The villages indicated in 1828 and their population are as follows: Pokagon's=55 , Matchkee's=20, New Village=30, Koassun's=5, Cheenauge's=10, Moccasin's=10, Big Wolf=20, Mary-Ann= ?, Le Clerc's=15, James Burnett's=10

Total =175 Indians

In his Accompanying note, Reed states:
"The estimate of the number of Indians living at each village is far too low. I have put down the number estimated when I visited them. I am assured that there are not less than four to five hundred on this tract. That is, who raise their corn here, and call it their home."

Indians

The period from the opening of the historic era to the first land cession in which the Potawatomi participated (1809) saw many shifts in the Indian occupation of the region. Though the Miami were first encountered in Wisconsin, they nevertheless figure as the important tribal group in Indiana. It seems probable that the Miami encountered in Wisconsin were but part of the larger tribal group and that as early as the latter part of the seventeenth century the Miami and perhaps the Mascouten dominate the northern part of Indiana. Their occupation centered around the St. Joseph River (where the Wea were soon by Allouez in 1680) and the Wabash valley where the Miami were seen as early as 1694. The Wabash Valley remains Miami territory until the end of the contact period though on the St.
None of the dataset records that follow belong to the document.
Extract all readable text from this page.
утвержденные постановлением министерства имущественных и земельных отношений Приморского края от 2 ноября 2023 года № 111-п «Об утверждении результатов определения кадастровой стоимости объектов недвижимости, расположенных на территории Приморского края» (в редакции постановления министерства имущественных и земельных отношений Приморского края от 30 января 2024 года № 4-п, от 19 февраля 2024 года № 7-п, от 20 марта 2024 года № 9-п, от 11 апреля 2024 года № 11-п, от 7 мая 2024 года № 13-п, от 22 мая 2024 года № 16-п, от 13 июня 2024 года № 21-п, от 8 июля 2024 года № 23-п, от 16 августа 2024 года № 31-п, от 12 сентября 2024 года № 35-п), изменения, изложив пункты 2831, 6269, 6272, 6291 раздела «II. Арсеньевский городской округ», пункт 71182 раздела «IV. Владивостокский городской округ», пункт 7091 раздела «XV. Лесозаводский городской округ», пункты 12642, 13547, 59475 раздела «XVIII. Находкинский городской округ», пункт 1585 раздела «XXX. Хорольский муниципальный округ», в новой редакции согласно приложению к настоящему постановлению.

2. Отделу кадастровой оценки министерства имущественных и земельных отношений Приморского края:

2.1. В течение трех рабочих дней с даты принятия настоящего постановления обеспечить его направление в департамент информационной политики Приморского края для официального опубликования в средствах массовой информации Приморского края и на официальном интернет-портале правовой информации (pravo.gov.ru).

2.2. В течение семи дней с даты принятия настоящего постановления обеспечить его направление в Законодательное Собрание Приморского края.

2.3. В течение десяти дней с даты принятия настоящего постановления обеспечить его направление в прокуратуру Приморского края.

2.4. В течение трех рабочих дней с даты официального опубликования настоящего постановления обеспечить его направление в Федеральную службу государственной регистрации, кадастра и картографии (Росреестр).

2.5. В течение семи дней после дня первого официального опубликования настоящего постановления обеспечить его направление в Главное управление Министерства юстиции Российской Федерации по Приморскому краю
Joseph the Miami were replaced by the Potawatomi after 1718. The middle eighteenth century also saw an eastward expansion with settlements on the Miami River in Ohio, a movement stimulated by the desire to trade with the English. Subsequent to the peace of 1763, they retired to Indiana and the abandoned country was largely occupied by the Shawnee.

This westward withdrawal parallels that of the Shawnee, Delaware and Wyandotte, who moved into southern Indiana at about the same time. This movement brought them in contact with one of the Miami tribes, the Piankashaw who had, around 1770, given them permission to occupy the eastern part of their territory. With the addition of the Kickapoo at the western edge of the state, this largely indicates the broad regional placement of the tribes in the eighteenth century. The role of the Potawatomi during this time was to gradually infiltrate and replace the Miami peoples in the north which they accomplished on the Kankakee River and on the northern branch of the Wabash.